O Copernicus alerta que a Europa aquece mais rápido do que a média global, com ondas de calor antecipadas e derretimento acelerado de geleiras em áreas sensíveis. O recado é global: as perdas são significativas mesmo em um continente com alta capacidade de adaptação.
A notícia aponta que o calor extremo atinge bilhões de pessoas mais cedo do que se previa, segundo estudo recente na Nature Sustainability. O aquecimento já começa a impactar saúde, infraestrutura, economia e ecossistemas, sem respeitar fronteiras.
O Sul Global enfrenta dificuldades maiores na adaptação por falta de infraestrutura, planejamento urbano e energia, ampliando desigualdades regionais. A prioridade é financiamento, tecnologia e capacidade institucional para enfrentar choques climáticos.

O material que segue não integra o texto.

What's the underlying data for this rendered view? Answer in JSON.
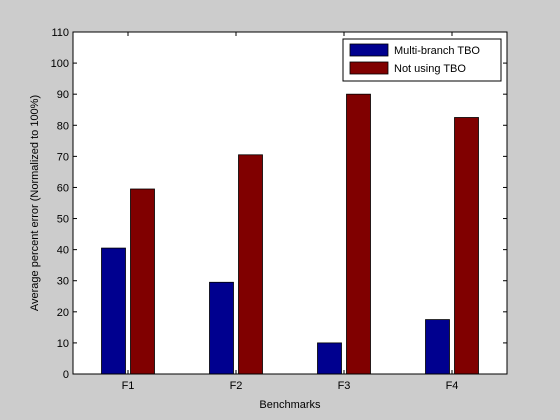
{
  "chart_data": {
    "type": "bar",
    "title": "",
    "xlabel": "Benchmarks",
    "ylabel": "Average percent error (Normalized to 100%)",
    "categories": [
      "F1",
      "F2",
      "F3",
      "F4"
    ],
    "ylim": [
      0,
      110
    ],
    "yticks": [
      0,
      10,
      20,
      30,
      40,
      50,
      60,
      70,
      80,
      90,
      100,
      110
    ],
    "grid": false,
    "legend_position": "top-right",
    "series": [
      {
        "name": "Multi-branch TBO",
        "color": "#00008f",
        "values": [
          40.5,
          29.5,
          10,
          17.5
        ]
      },
      {
        "name": "Not using TBO",
        "color": "#800000",
        "values": [
          59.5,
          70.5,
          90,
          82.5
        ]
      }
    ]
  }
}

Copernicus e o papel da ciência na política climática
A “febre europeia” é apresentada como evidência da necessidade de ações políticas coordenadas. Mesmo com recursos, a adaptação exige somar esforços globais, não apenas nacionais, para proteger vidas e territórios.
A Conferência de Santa Marta, na Colômbia, surge como fórum para aproximar ciência e decisão pública. Países, pesquisadores e sociedade civil discutem caminhos práticos para reduzir emissões e ampliar transição energética.

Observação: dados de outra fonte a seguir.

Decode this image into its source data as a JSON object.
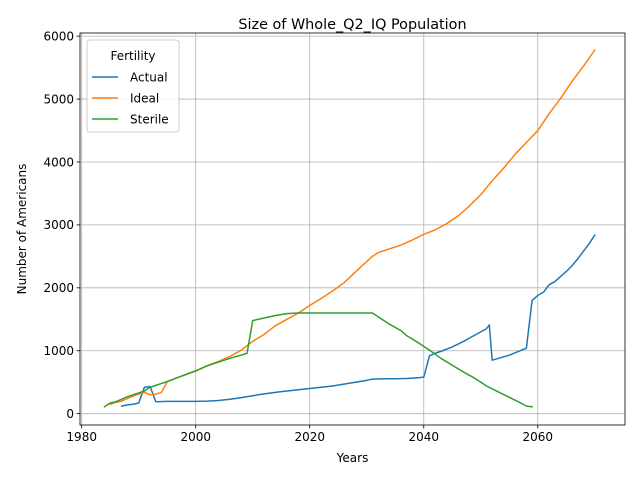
{
  "chart_data": {
    "type": "line",
    "title": "Size of Whole_Q2_IQ Population",
    "xlabel": "Years",
    "ylabel": "Number of Americans",
    "xlim": [
      1979.7,
      2075.3
    ],
    "ylim": [
      -180,
      6050
    ],
    "xticks": [
      1980,
      2000,
      2020,
      2040,
      2060
    ],
    "yticks": [
      0,
      1000,
      2000,
      3000,
      4000,
      5000,
      6000
    ],
    "grid": true,
    "legend": {
      "title": "Fertility",
      "position": "top-left"
    },
    "series": [
      {
        "name": "Actual",
        "color": "#1f77b4",
        "points": [
          [
            1987,
            120
          ],
          [
            1988,
            140
          ],
          [
            1989,
            150
          ],
          [
            1990,
            170
          ],
          [
            1991,
            420
          ],
          [
            1992,
            430
          ],
          [
            1993,
            190
          ],
          [
            1995,
            195
          ],
          [
            1998,
            195
          ],
          [
            2000,
            195
          ],
          [
            2002,
            200
          ],
          [
            2004,
            210
          ],
          [
            2006,
            230
          ],
          [
            2008,
            255
          ],
          [
            2010,
            285
          ],
          [
            2012,
            315
          ],
          [
            2015,
            350
          ],
          [
            2017,
            370
          ],
          [
            2020,
            400
          ],
          [
            2022,
            420
          ],
          [
            2024,
            440
          ],
          [
            2026,
            470
          ],
          [
            2028,
            500
          ],
          [
            2030,
            530
          ],
          [
            2031,
            550
          ],
          [
            2033,
            555
          ],
          [
            2035,
            555
          ],
          [
            2037,
            560
          ],
          [
            2039,
            570
          ],
          [
            2040,
            580
          ],
          [
            2041,
            920
          ],
          [
            2042,
            960
          ],
          [
            2043,
            990
          ],
          [
            2045,
            1060
          ],
          [
            2047,
            1150
          ],
          [
            2049,
            1250
          ],
          [
            2051,
            1350
          ],
          [
            2051.5,
            1410
          ],
          [
            2052,
            850
          ],
          [
            2055,
            930
          ],
          [
            2058,
            1040
          ],
          [
            2059,
            1800
          ],
          [
            2060,
            1880
          ],
          [
            2061,
            1930
          ],
          [
            2062,
            2050
          ],
          [
            2063,
            2100
          ],
          [
            2064,
            2180
          ],
          [
            2065,
            2260
          ],
          [
            2066,
            2350
          ],
          [
            2067,
            2460
          ],
          [
            2068,
            2580
          ],
          [
            2069,
            2700
          ],
          [
            2070,
            2840
          ]
        ]
      },
      {
        "name": "Ideal",
        "color": "#ff7f0e",
        "points": [
          [
            1985,
            150
          ],
          [
            1986,
            180
          ],
          [
            1987,
            200
          ],
          [
            1988,
            240
          ],
          [
            1989,
            280
          ],
          [
            1990,
            310
          ],
          [
            1991,
            340
          ],
          [
            1992,
            300
          ],
          [
            1993,
            310
          ],
          [
            1994,
            340
          ],
          [
            1995,
            510
          ],
          [
            1997,
            580
          ],
          [
            2000,
            680
          ],
          [
            2002,
            760
          ],
          [
            2004,
            830
          ],
          [
            2006,
            910
          ],
          [
            2008,
            1010
          ],
          [
            2010,
            1150
          ],
          [
            2012,
            1260
          ],
          [
            2014,
            1400
          ],
          [
            2016,
            1500
          ],
          [
            2018,
            1600
          ],
          [
            2020,
            1720
          ],
          [
            2022,
            1830
          ],
          [
            2024,
            1950
          ],
          [
            2026,
            2080
          ],
          [
            2028,
            2250
          ],
          [
            2030,
            2420
          ],
          [
            2031,
            2500
          ],
          [
            2032,
            2560
          ],
          [
            2034,
            2620
          ],
          [
            2036,
            2680
          ],
          [
            2038,
            2760
          ],
          [
            2040,
            2850
          ],
          [
            2042,
            2920
          ],
          [
            2044,
            3020
          ],
          [
            2046,
            3140
          ],
          [
            2048,
            3300
          ],
          [
            2050,
            3480
          ],
          [
            2052,
            3700
          ],
          [
            2054,
            3900
          ],
          [
            2056,
            4120
          ],
          [
            2058,
            4310
          ],
          [
            2060,
            4500
          ],
          [
            2062,
            4770
          ],
          [
            2064,
            5010
          ],
          [
            2066,
            5280
          ],
          [
            2068,
            5520
          ],
          [
            2070,
            5780
          ]
        ]
      },
      {
        "name": "Sterile",
        "color": "#2ca02c",
        "points": [
          [
            1984,
            110
          ],
          [
            1985,
            170
          ],
          [
            1986,
            190
          ],
          [
            1987,
            230
          ],
          [
            1988,
            270
          ],
          [
            1989,
            300
          ],
          [
            1990,
            330
          ],
          [
            1991,
            360
          ],
          [
            1992,
            420
          ],
          [
            1993,
            450
          ],
          [
            1995,
            510
          ],
          [
            1997,
            580
          ],
          [
            2000,
            680
          ],
          [
            2002,
            760
          ],
          [
            2004,
            820
          ],
          [
            2006,
            880
          ],
          [
            2008,
            930
          ],
          [
            2009,
            960
          ],
          [
            2010,
            1480
          ],
          [
            2012,
            1520
          ],
          [
            2014,
            1560
          ],
          [
            2016,
            1590
          ],
          [
            2018,
            1600
          ],
          [
            2020,
            1600
          ],
          [
            2025,
            1600
          ],
          [
            2031,
            1600
          ],
          [
            2032,
            1540
          ],
          [
            2034,
            1420
          ],
          [
            2036,
            1320
          ],
          [
            2037,
            1240
          ],
          [
            2039,
            1130
          ],
          [
            2041,
            1010
          ],
          [
            2043,
            880
          ],
          [
            2045,
            770
          ],
          [
            2047,
            660
          ],
          [
            2049,
            560
          ],
          [
            2051,
            440
          ],
          [
            2053,
            350
          ],
          [
            2055,
            260
          ],
          [
            2057,
            170
          ],
          [
            2058,
            120
          ],
          [
            2059,
            110
          ]
        ]
      }
    ]
  }
}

A reunião destaca a importância de prazos, metas e políticas alinhadas a financiar e operacionalizar a transição. Destaque é dado ao papel da ciência como base para decisões nacionais com apoio financeiro e tecnológico.
Desafios e caminhos da transição energética
Especialistas destacam necessidade de justiça distributiva na transição, para não sobrecarregar populações vulneráveis. O debate envolve desenho fiscal, subsídios e impactos sobre trabalho e territórios.
Observa-se fragilidade na cooperação internacional, com hesitações sobre compromissos de longo prazo. O cenário reforça a urgência de manter a transição energética como prioridade, independentemente de ciclos eleitorais.
A agenda climática não negocia com mudanças climáticas nem com instabilidade geopolítica. A necessidade de ações concretas permanece, com foco na implementação de soluções já comprovadas.
O texto aponta que a união entre ciência, política e financiamento é essencial para reduzir riscos. A transição energética deixa de ser tema setorial e passa a questão de sobrevivência, com equilíbrio entre custos e proteção social.